Now a team of researchers from Kyoto University has developed a chip-like plate on which human pluripotent stem cells (hPSCs) can be raised in optimal, three-dimensional (3D) conditions. hPSCs have enormous potential for cell-based therapies, regenerative medicine, and drug screening, as well as other uses in medicine and health. Consequently, there is great scientific need to grow these cells reliably—including embryonic and induced pluripotent stem cells (hESCs and hiPSCs)—to meet such needs.
In this new study, investigators describe their new microfluidic device, which in combination with a thermoresponsive gel allows for the creation of an ideal, artificial microenvironment for hPSC culture and analysis. The findings from the study were published recently in Advanced Healthcare Materials in an article entitled “Characterization of Phenotypic and Transcriptional Differences in Human Pluripotent Stem Cells under 2D and 3D Culture Conditions.”
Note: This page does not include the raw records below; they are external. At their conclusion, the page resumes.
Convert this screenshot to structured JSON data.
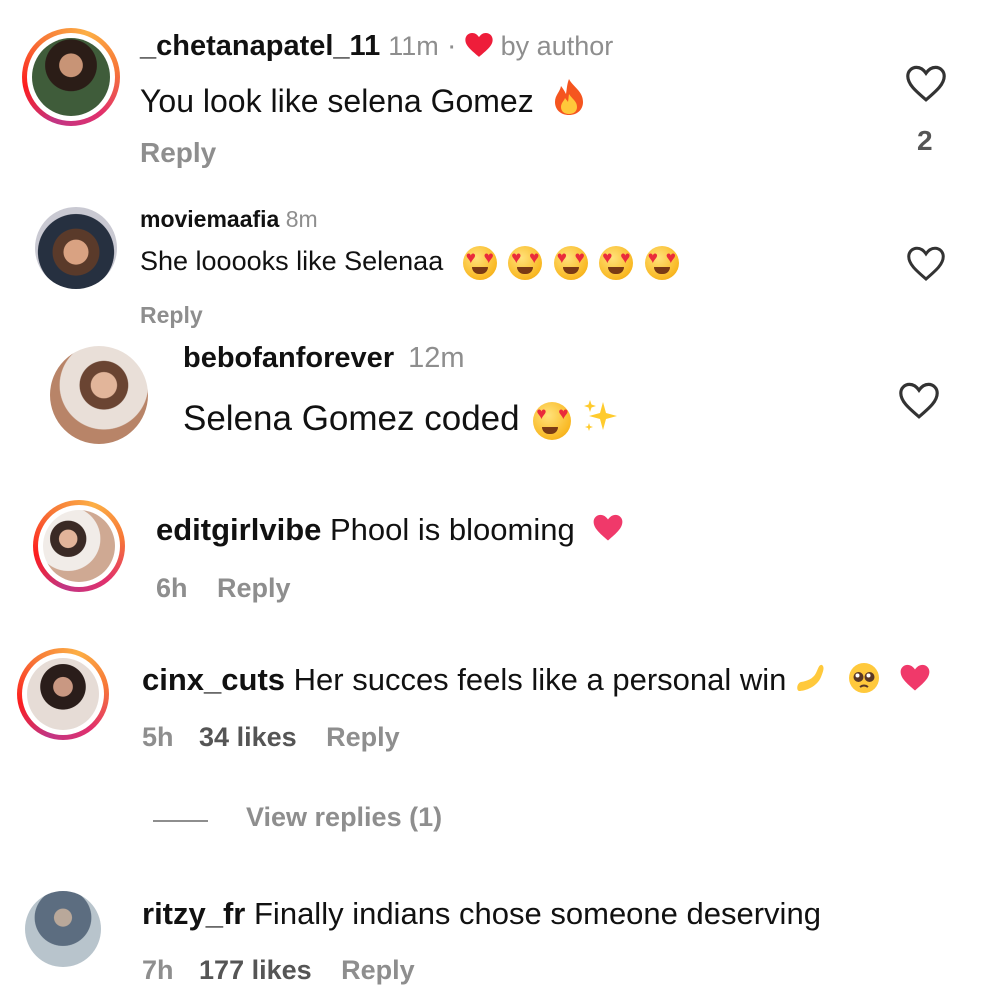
{
  "colors": {
    "accent_red": "#ee1d3a",
    "meta_gray": "#8e8e8e",
    "text": "#111111",
    "pink_heart": "#f0396a"
  },
  "comments": [
    {
      "username": "_chetanapatel_11",
      "time": "11m",
      "separator": "·",
      "liked_by_author": "by author",
      "text": "You look like selena Gomez",
      "reply_label": "Reply",
      "like_count": "2",
      "emoji": "fire-icon"
    },
    {
      "username": "moviemaafia",
      "time": "8m",
      "text": "She looooks like Selenaa",
      "reply_label": "Reply",
      "emoji": "heart-eyes-emoji x5"
    },
    {
      "username": "bebofanforever",
      "time": "12m",
      "text": "Selena Gomez coded",
      "emoji": "heart-eyes-emoji, sparkles-emoji"
    },
    {
      "username": "editgirlvibe",
      "text": "Phool is blooming",
      "time": "6h",
      "reply_label": "Reply",
      "emoji": "pink-heart-emoji"
    },
    {
      "username": "cinx_cuts",
      "text": "Her succes feels like a personal win",
      "time": "5h",
      "likes": "34 likes",
      "reply_label": "Reply",
      "emoji": "pinching-hand-emoji, pleading-face-emoji, red-heart-emoji"
    },
    {
      "view_replies": "View replies (1)"
    },
    {
      "username": "ritzy_fr",
      "text": "Finally indians chose someone deserving",
      "time": "7h",
      "likes": "177 likes",
      "reply_label": "Reply"
    }
  ]
}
The researchers noted that the thermoresponsive gel, which can be easily transformed into a liquid based on temperature, makes fine-tuning of the culture environment possible. Moreover, the authors report “a 3D cellular microenvironment plate (3D-CEP), which consists of a microfluidic device filled with thermoresponsive poly(N-isopropylacrylamide)-β-poly(ethylene glycol) hydrogel (HG), which enables systematic tuning of both chemical and physical environmental cues as well as in situ cell monitoring.” Furthermore, the researchers showed that “H9 human embryonic stem cells (hESCs) and 253G1 human induced pluripotent stem cells in the HG/3D-CEP system maintain their pluripotent marker expression under HG/3D-CEP self-renewing conditions.”
The Japanese researchers looked to use global gene expression analyses to elucidate small variations among different test environments for the hESCs. What they found was that “treatment of H9 hESCs under HG/3D-CEP self-renewing conditions results in initiation of entry into the neural differentiation process by induction of PAX3 and OTX1 expression,” leading the authors to conclude “that this HG/3D-CEP system will serve as a versatile platform for developing targeted functional cell lines and facilitate advances in drug screening and regenerative medicine.”
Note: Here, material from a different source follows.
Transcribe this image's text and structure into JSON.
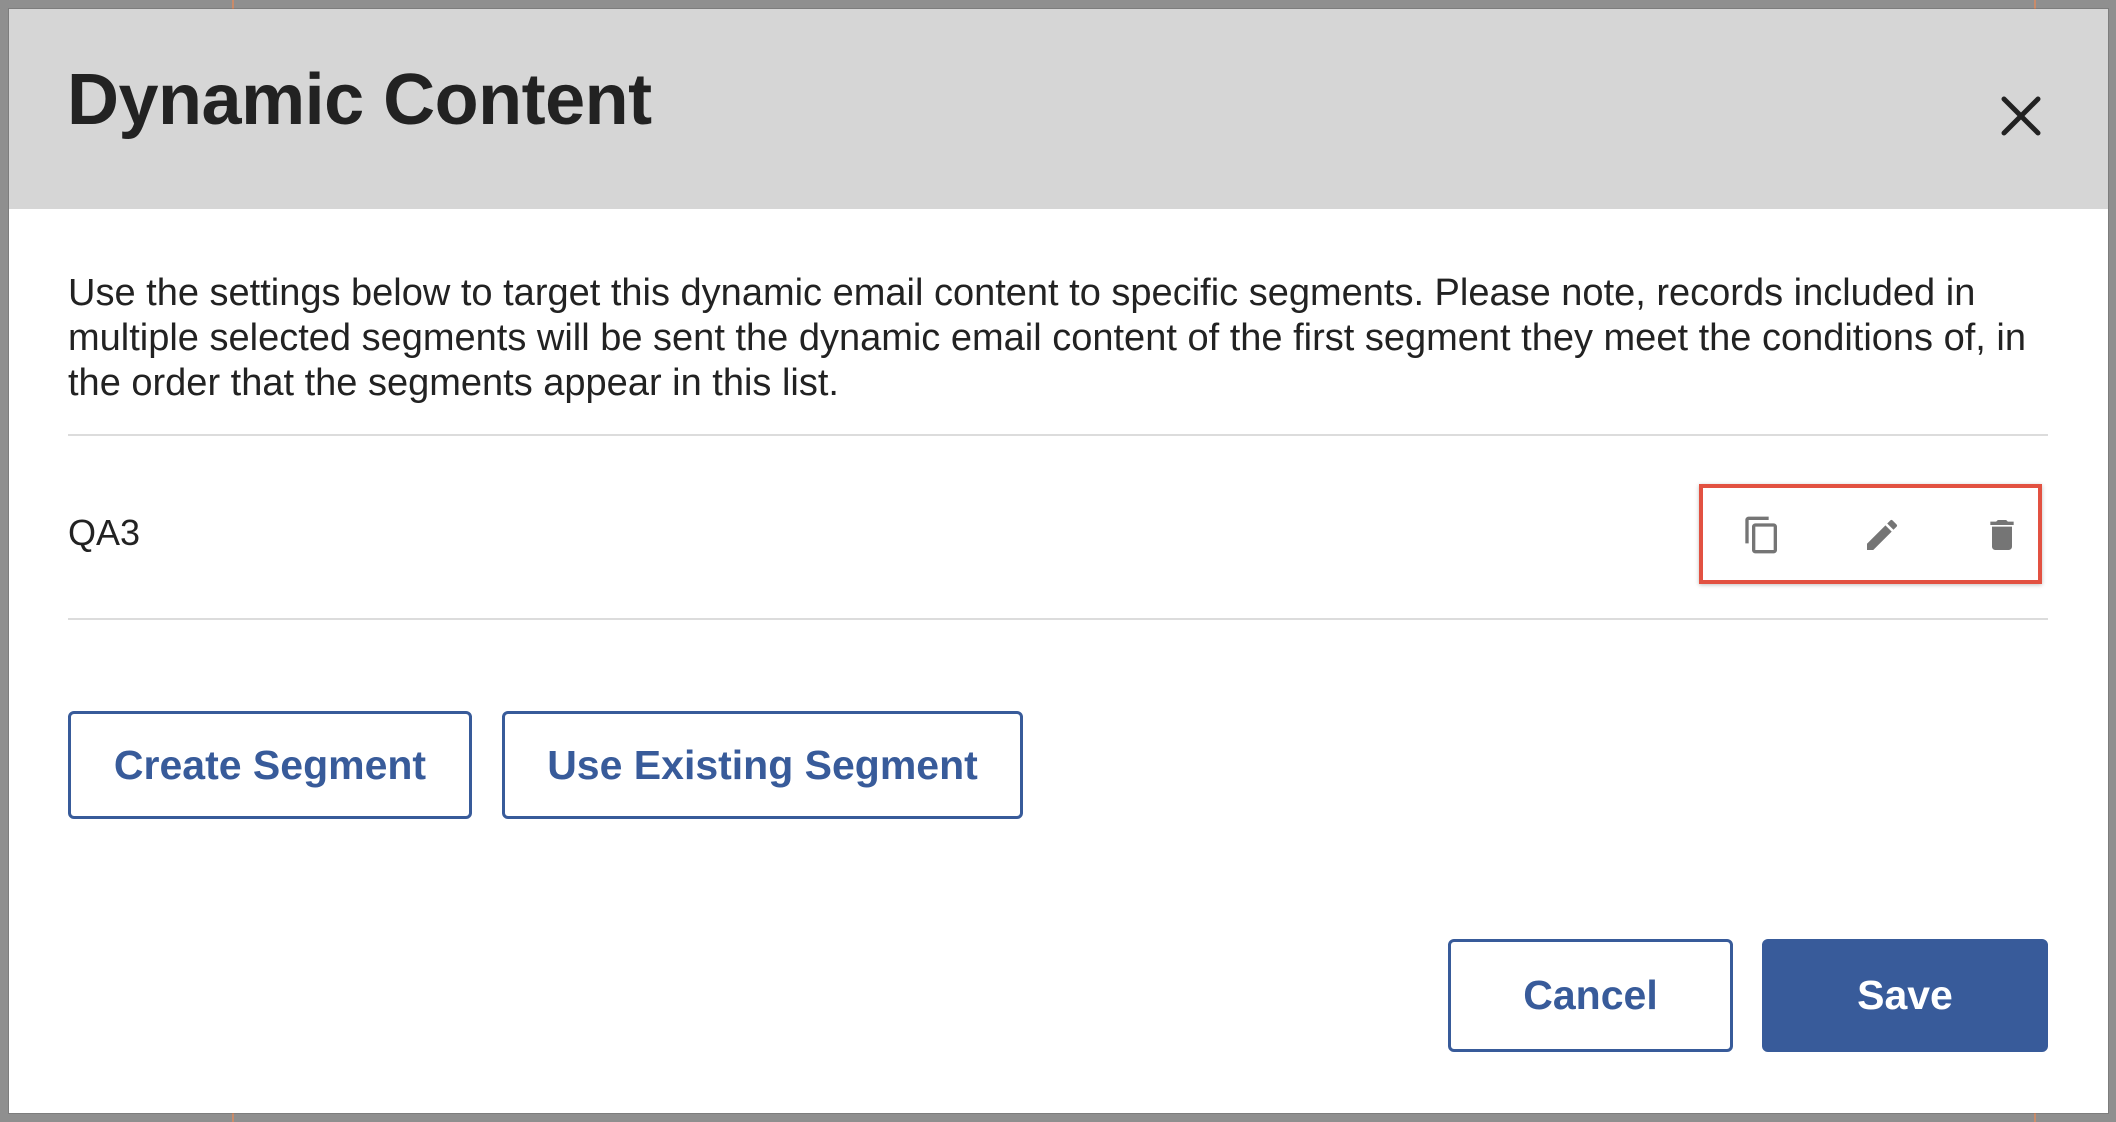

The scientists are optimistic that this new technology will be of interest to researchers focused on an array of uses, such as microfluidic platform development and tissue engineering. Additionally, “organ on a chip” or “body on a chip” development efforts will be aided by the device, given its ability to recreate in vivo physiological conditions.
Finally, the authors believe that drug screening and chemical toxicological assays are also possible uses, given the chip’s ability to improve cell culture conditions—thereby obtaining more functional cells.